Hotels Are Booming Again In USA!

This piece from Glenn Haussman on HotelInteractive is about America – it’s not about Livingstone, Zambia – I only wish it was! The picture? MGM Grand in Las Vegas, Nevada, the USA’s biggest hotel! Hope the good results over there spread worldwide! Soon!

“All hail the upswing! The lodging industry is in record breaking mode. After the depth of the Great Recession it’s great to see the amazing heights the industry is achieving. And the best news is there is still so much upside profit potential to be mined during the next few years. People just have to be savvy enough to take their share.
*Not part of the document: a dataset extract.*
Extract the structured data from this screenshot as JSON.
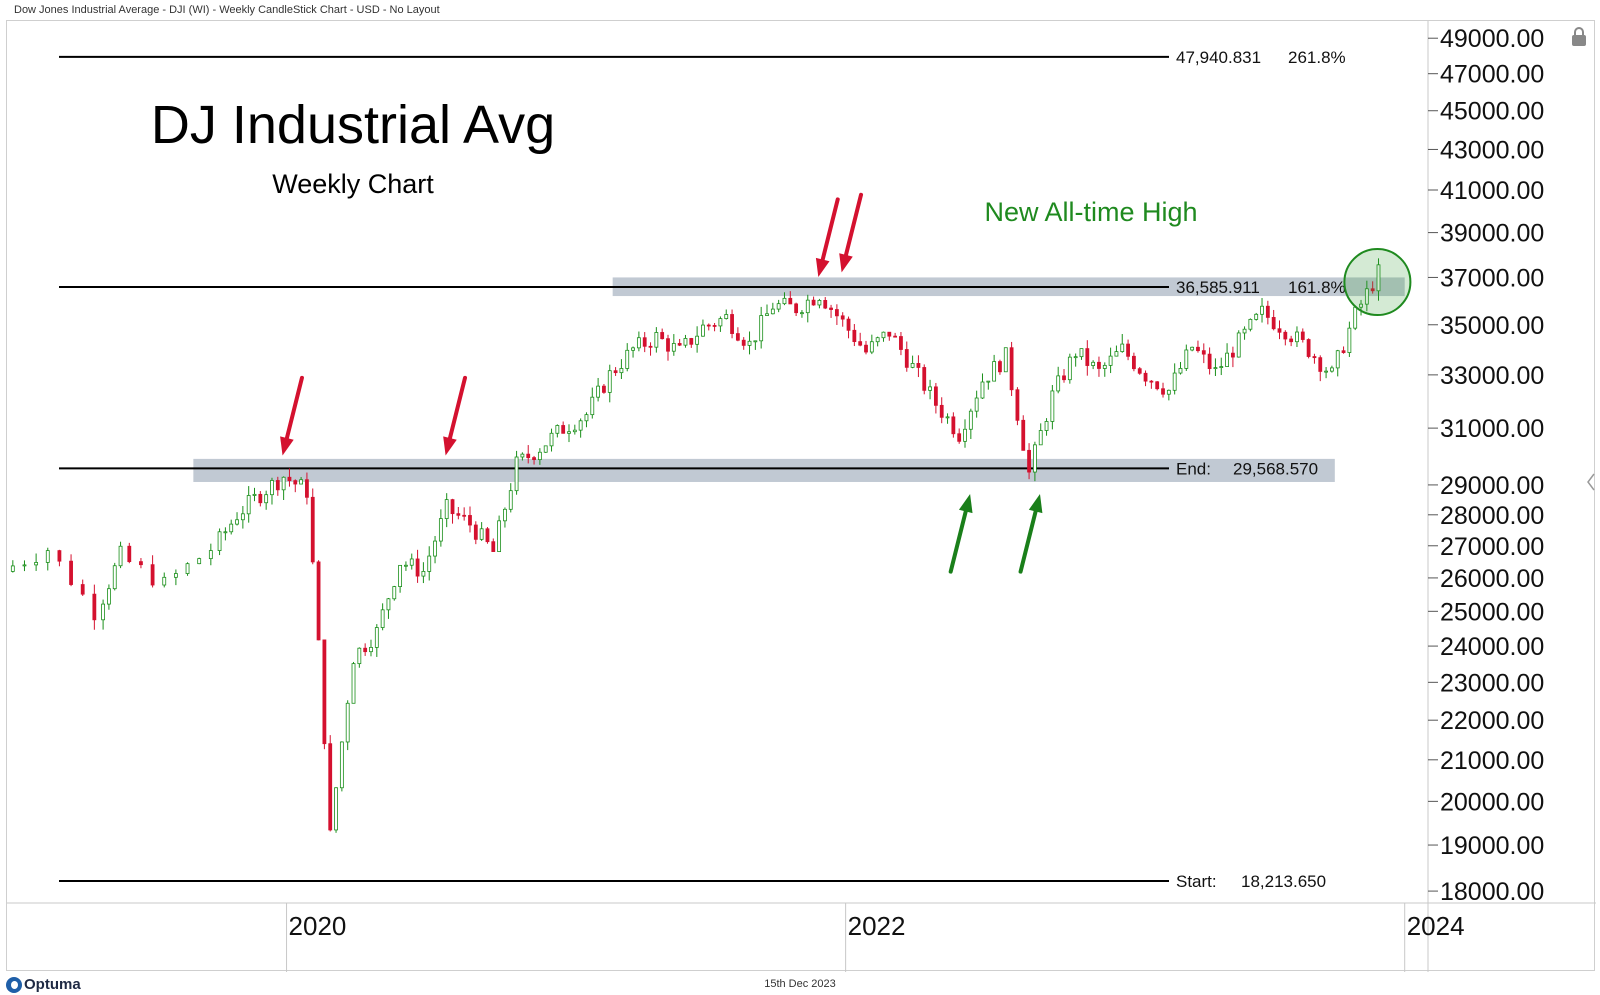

As we have discussed here in the pages of Hotel Interactive before the hotel business is perfectly positioned in an amazing sweet spot as a confluence of factors play into the industry’s favor. More people are traveling than ever before and those same travelers feel wealthier as 401k values and home values soar, which makes them willing to pay more for a hotel room. Plus, supply in most markets is below demand levels. That’s keeping hotels filled while investors are just getting started on projects that won’t really impact raw supply numbers until 2015 and beyond.

When you look at industry fundamentals, records are being broken everywhere, including most industry revenue ever at $122 billion. Other records broken in 2013 were ADR, RevPAR, and most room night sold at 1.1 billion.

According to numbers supplied, final 2013 occupancy was 62.3 percent and is expected to rise to 63.2 percent and 64.4 percent for 2014 and 2015 respectively. It’s also expected that ADR will increase 4.8 percent to $115.60 this year and rise another 5.6 percent to $122.12 in 2015. ADR and occupancy increases together will help propel RevPAR from $68.69 (5.4 percent increase from 2012) up another 6.6 percent to $73.10 in 2014 while rising an additional 7.5 percent to $78.62 in 2015.

Even better news is the economy is soaring, both in and out of the hotel industry. The general economy is seeing record high stock market valuations while large type sale items such as homes and cars are doing very well. Plus, more things are being made in America than in a generation.